Students in the program are not identified by any visible signs, such as vest or badge, and don’t act authoritatively. Rather, they are trained to de-escalate bullying with equally subtle tactics.

“You listen to your friends,” Strauss explained.

She said it can be difficult for teacher and administrators to notice what’s going on, but when students are working together, the problem can be solved.

“I’m a big champion of public education,” said Strauss, a Gardnerville native. “I think all kids have the right to come to school and receive the appropriate education. This is the best way to make change that lasts.”

Mary Garey

Mary Garey knew it would be difficult taking over as principal of Fritsch Elementary School this past year, replacing Dave Aalbers who retired after more than 20 years there.

But his success actually made the transition smoother.

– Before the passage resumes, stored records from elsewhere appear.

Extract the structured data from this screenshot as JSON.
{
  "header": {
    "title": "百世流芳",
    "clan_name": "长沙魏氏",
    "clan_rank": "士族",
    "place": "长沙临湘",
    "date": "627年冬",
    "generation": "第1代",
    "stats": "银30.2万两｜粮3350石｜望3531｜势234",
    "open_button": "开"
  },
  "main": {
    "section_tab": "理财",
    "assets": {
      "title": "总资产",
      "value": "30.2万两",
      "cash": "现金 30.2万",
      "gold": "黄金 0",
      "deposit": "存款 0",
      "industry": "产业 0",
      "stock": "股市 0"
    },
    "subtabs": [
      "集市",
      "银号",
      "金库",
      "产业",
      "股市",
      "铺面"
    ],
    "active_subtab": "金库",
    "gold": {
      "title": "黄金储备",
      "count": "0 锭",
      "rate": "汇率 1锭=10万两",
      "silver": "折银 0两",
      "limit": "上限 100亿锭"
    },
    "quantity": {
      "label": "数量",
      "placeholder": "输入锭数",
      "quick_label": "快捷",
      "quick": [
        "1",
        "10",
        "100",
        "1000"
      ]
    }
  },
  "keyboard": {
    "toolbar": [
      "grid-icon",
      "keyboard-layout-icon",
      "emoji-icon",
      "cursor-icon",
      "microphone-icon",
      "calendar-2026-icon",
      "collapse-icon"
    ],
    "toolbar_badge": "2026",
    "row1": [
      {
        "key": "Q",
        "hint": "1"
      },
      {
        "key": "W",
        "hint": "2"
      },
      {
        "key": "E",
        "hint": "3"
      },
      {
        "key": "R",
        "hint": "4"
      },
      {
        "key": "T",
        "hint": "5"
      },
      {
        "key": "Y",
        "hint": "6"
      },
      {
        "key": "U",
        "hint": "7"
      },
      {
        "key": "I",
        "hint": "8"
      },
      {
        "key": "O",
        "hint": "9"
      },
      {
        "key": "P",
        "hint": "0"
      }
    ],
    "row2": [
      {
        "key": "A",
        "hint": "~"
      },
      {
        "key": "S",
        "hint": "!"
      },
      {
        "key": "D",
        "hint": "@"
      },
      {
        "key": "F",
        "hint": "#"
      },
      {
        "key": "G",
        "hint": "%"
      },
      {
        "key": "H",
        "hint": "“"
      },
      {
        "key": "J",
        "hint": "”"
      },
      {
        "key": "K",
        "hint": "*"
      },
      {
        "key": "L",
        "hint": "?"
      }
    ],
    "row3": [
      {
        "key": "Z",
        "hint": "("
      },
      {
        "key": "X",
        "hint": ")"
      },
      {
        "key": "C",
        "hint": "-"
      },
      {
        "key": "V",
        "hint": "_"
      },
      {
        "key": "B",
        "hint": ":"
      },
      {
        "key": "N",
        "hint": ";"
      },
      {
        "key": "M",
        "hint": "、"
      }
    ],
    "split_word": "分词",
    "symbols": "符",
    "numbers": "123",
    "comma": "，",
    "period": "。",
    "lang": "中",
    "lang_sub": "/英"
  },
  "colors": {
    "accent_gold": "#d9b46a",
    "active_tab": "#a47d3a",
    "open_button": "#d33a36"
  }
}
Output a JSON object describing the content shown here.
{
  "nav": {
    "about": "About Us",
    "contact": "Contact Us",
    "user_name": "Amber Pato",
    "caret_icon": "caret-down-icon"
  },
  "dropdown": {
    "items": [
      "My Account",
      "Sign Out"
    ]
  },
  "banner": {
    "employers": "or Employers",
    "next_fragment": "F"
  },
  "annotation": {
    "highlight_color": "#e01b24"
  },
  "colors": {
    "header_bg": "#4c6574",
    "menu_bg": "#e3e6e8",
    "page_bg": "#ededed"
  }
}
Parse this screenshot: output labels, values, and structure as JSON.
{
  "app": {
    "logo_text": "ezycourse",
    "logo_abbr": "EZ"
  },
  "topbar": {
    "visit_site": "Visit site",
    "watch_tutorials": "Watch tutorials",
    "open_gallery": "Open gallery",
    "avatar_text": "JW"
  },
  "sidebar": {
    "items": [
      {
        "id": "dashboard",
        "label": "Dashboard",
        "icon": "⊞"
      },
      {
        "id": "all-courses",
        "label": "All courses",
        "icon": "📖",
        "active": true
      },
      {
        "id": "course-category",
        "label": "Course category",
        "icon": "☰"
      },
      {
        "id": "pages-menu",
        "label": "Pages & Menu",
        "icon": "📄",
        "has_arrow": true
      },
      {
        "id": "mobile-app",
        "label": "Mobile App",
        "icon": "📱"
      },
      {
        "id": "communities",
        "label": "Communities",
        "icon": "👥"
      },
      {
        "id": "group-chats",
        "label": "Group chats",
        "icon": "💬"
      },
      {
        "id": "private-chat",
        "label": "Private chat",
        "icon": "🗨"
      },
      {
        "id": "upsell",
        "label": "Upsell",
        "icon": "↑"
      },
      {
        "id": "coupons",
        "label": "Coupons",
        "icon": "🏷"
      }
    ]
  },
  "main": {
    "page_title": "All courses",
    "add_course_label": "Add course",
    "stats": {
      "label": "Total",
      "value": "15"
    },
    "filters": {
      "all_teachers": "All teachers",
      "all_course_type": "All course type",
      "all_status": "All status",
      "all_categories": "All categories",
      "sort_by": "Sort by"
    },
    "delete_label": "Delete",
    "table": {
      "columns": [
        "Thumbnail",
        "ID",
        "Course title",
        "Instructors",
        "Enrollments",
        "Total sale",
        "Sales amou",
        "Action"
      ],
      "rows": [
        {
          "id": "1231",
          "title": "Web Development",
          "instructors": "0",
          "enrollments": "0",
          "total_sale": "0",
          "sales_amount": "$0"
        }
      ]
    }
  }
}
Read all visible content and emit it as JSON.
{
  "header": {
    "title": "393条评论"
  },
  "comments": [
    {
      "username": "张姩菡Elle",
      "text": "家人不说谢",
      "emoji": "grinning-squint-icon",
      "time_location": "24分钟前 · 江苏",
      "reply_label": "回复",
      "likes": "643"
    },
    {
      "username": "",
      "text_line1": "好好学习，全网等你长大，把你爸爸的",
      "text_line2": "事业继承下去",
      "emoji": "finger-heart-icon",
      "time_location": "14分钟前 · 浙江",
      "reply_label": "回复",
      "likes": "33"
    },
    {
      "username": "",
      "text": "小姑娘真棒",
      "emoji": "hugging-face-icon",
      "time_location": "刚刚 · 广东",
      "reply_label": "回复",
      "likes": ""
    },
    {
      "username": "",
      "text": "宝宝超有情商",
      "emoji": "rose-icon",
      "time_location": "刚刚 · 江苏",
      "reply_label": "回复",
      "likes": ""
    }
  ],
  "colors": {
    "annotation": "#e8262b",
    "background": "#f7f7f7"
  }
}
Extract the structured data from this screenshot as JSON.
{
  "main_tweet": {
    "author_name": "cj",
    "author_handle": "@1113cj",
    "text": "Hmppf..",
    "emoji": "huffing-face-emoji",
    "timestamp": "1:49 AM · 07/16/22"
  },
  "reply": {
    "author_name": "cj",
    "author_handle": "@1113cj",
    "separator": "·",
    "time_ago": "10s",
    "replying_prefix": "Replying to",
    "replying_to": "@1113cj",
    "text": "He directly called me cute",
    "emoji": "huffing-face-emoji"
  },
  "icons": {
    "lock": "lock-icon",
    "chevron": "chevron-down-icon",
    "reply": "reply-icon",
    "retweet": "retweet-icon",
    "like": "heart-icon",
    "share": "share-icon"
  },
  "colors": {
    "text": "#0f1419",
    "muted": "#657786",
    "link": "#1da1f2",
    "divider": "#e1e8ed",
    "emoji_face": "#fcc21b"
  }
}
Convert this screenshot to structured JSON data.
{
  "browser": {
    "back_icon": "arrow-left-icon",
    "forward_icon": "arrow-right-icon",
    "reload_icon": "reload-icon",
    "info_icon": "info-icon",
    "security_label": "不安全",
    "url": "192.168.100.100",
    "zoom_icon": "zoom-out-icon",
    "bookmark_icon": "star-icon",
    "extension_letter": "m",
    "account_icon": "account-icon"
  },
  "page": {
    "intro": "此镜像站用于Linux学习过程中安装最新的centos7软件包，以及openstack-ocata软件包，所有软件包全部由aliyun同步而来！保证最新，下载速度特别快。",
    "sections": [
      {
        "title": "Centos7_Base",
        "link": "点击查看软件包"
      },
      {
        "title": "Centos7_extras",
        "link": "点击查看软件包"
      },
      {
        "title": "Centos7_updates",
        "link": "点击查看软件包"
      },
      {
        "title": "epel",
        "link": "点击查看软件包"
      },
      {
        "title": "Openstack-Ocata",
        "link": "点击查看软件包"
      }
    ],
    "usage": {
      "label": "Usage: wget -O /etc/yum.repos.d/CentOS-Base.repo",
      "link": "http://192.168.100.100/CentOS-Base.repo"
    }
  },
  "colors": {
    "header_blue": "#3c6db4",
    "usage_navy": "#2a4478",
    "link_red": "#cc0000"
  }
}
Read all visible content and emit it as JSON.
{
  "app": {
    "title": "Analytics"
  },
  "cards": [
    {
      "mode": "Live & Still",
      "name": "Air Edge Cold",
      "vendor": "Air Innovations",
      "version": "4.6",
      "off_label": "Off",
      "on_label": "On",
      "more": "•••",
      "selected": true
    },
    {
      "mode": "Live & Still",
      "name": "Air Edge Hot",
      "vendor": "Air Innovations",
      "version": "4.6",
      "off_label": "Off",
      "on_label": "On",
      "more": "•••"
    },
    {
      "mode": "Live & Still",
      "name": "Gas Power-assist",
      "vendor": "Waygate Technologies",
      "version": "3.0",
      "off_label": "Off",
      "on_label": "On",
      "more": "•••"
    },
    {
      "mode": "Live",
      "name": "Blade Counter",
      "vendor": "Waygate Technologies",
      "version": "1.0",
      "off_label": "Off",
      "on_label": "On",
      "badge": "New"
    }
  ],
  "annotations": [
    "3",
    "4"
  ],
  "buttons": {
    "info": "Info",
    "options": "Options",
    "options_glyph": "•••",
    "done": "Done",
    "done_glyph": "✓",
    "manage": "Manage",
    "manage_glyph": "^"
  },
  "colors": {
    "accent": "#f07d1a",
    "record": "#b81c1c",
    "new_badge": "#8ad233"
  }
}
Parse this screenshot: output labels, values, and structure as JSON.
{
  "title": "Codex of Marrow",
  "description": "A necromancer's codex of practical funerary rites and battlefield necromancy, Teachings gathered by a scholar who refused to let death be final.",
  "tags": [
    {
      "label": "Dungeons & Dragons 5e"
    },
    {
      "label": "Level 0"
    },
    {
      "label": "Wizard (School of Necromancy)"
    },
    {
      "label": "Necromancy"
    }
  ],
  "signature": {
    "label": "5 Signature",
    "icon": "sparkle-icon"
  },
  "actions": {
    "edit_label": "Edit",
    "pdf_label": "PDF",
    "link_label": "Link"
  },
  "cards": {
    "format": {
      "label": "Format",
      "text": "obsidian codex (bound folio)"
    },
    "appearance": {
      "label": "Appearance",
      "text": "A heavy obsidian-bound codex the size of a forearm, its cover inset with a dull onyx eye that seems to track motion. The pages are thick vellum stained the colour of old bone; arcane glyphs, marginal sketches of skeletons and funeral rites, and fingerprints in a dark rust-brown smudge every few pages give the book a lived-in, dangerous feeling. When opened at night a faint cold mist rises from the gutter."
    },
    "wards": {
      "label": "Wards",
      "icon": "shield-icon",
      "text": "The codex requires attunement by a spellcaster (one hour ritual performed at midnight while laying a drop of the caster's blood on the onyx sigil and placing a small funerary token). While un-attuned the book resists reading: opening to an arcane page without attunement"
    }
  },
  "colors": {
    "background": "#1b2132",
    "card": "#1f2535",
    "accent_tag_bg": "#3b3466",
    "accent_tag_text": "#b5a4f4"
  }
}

“It was easy in many ways because he had routines in place and a lot of volunteers,” Garey said. “The staff is fabulous, and the kids are great.”

Garey first started working in the Carson City School District in 1995 and worked four years as a dean of students at Carson Middle School. For the next four years, she served as principal of Mark Twain Elementary School.

In 2003, she returned to Omaha, Neb., to take care of her ailing mother. She returned in 2005 and took over as principal of Fritsch in 2007.

While there, “she has created an environment where the students are safe, academically successful and actively participate in their learning,” wrote teacher Joyce Cavanaugh, who nominated Garey for Administrator of the Year.

Cavanaugh listed several programs Garey has instituted in the school, including one focused on anti-bullying and another to recognize “star students.”

She said Garey has improved communication within the staff and is working to learn a second language to have better communication with parents.

“Is Mrs. Garey perfect?” Cavanaugh asked. “Probably not, but if she has any flaws, we haven’t found them yet. To be honest, we’ve no reason to look. We’re very fortunate to work for such a wonderful individual.”

Warren Wish

Warren Wish has dedicated 36 years to counseling young minds and 21 years to training puppies to become seeing-eye dogs.

And he used each to help the other. Nearly every day, Wish brought his guide dogs in training to Eagle Valley Middle School. The students helped to socialize the young animals, and the puppies helped the students in return.

“It was a wonderful marriage between middle school kids with their emotional need to show affection and get unjudgmental affection in return,” Wish said. “This served as a wonderful vehicle.”

He said it was often the underprivileged students who were most attracted to the dogs.

After working a year in Tonopah, Wish moved to Carson City, working at the high school for about seven years before transferring to Eagle Valley Middle School when it opened in 1982.

He and his wife, Claudia, became involved with the 4-H’s guide dog program and raised their own dog in 1982. Since then, they have raised 21 dogs, and have overseen the club’s graduation of 65-70 puppies.

At one time, Wish said, he put up a bulletin board at the school with pins marking where the guide dogs ended up.

Pins stretched across Canada from Nova Scotia to Vancouver and across the United States, including New York City and Chicago.

“It is difficult to mention Mr. Wish’s name around Carson City without someone recalling they had him as their counselor or raised a guide dog puppy under his leadership,” wrote the Krahn family in a letter nominating Wish for Educator of the Year. “His professional and personal legacy is one of calm strength, good humor and sincere concern for the well being of both his two-legged students and his four-legged charges.”

Wish retired from education at the end of this school year, but he and his wife will continue to raise guide dogs.

“It’s truly a bittersweet feeling right now,” he said. “I’ve had so many fantastic memories and fantastic rewards. The satisfaction was tremendous.”